In every part of the world, aluminium scrap is collected and melted down to produce new products.

Recycling plays a particular role in the mature markets of Europe, North America and Japan, where there is good availability of scrap from applications at the end of their useful lives.

A fully developed aluminium recycling industry includes both refiners and remelters. Refiners produce casting alloys and deoxidation aluminium from scrap of varying composition; they mix these scrap types together, add alloying elements and remove certain unwanted elements after the melting process to produce alloys to customers specifications. Remelters (of which the primary aluminium industry makes up a significant percentage) produce wrought alloys, usually in the form of extrusion billets and rolling ingots, from mainly clean and sorted wrought alloy scrap. Wrought alloys are also produced using end-of-life scrap, based on established closed-loop recycling systems (e.g. used beverage cans into new cans or window profiles into new window frames).

In 2015, around 27 million tonnes of recycled aluminium are produced annually by refiners and remelters from old and traded new scrap, compared with 58 million tonnes of primary aluminium.

Refiners and remelters play integral roles in aluminium recycling but they, in turn, have crucial links with collectors, dismantlers, metal merchants and scrap processors, which deal with the collection and treatment of scrap. The metal merchants are also responsible for handling most of the foreign trade in scrap.

In Europe and North America, scrap has been generated in sufficient quantities over the past seventy years to develop an economically strong and technically outstanding aluminium recycling industry. Following the oil shocks and energy cost increases of the 1970s, Japan ceased domestic primary aluminium production and switched to aluminium recycling in the 1980s. In addition to these traditional production centres, increasing recycling activities are evident in China, India and Russia.

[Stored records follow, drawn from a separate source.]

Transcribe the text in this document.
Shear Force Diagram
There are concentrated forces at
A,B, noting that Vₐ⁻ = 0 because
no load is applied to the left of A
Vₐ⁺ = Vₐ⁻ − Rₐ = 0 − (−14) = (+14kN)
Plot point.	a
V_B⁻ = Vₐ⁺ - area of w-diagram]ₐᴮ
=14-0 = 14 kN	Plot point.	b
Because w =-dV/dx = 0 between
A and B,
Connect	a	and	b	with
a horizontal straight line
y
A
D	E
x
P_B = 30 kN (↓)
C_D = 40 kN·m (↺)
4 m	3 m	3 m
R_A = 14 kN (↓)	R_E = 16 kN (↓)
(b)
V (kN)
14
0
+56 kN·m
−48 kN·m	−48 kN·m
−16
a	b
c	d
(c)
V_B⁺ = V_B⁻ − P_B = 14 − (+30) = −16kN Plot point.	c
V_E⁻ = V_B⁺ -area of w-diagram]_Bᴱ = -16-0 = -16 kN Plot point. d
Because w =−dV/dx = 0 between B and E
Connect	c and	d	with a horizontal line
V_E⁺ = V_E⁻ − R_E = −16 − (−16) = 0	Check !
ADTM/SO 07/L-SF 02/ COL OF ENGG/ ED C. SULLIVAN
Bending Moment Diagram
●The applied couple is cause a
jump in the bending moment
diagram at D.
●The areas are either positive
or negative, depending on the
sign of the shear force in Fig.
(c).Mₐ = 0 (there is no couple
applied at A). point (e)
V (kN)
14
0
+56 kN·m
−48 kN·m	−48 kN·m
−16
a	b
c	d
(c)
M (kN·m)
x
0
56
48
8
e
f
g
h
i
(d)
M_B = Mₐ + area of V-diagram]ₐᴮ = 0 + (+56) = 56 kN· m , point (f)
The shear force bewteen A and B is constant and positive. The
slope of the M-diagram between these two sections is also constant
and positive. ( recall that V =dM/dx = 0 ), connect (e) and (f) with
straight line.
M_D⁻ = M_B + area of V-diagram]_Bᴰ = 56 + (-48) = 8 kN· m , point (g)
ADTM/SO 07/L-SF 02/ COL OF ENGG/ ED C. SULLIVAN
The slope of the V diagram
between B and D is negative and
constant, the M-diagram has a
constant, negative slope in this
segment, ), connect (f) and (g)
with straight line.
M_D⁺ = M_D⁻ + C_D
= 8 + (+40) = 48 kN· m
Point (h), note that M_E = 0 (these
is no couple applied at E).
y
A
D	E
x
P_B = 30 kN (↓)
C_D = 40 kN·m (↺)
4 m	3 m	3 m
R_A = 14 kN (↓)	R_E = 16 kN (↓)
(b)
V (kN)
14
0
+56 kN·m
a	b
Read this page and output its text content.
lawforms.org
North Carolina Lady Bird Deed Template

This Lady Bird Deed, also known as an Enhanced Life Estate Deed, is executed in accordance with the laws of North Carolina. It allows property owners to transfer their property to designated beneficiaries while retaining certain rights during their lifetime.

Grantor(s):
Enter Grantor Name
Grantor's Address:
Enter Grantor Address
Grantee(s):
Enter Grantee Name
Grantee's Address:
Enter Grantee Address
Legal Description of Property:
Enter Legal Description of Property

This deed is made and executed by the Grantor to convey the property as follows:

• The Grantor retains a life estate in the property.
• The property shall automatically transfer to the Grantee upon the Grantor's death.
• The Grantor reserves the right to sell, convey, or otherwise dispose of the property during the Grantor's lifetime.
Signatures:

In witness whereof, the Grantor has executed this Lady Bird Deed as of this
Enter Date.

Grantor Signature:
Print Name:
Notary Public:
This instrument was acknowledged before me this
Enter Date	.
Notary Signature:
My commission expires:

For most countries, there is a well-established market for recycled aluminium with firmly defined distribution chains. Hence, refiners supply foundries with casting alloys and remelters supply rolling mills and extruders with wrought alloys according to official standards and/or customer specifications.

Since 1980 the aluminium recycling industry has quintupled its annual output of metal from old (post-consumer) and traded new scrap, from 5 million tonnes to almost 25 million tonnes in 2015. Over the same period, annual primary metal production has grown from 15 to 48 million tonnes.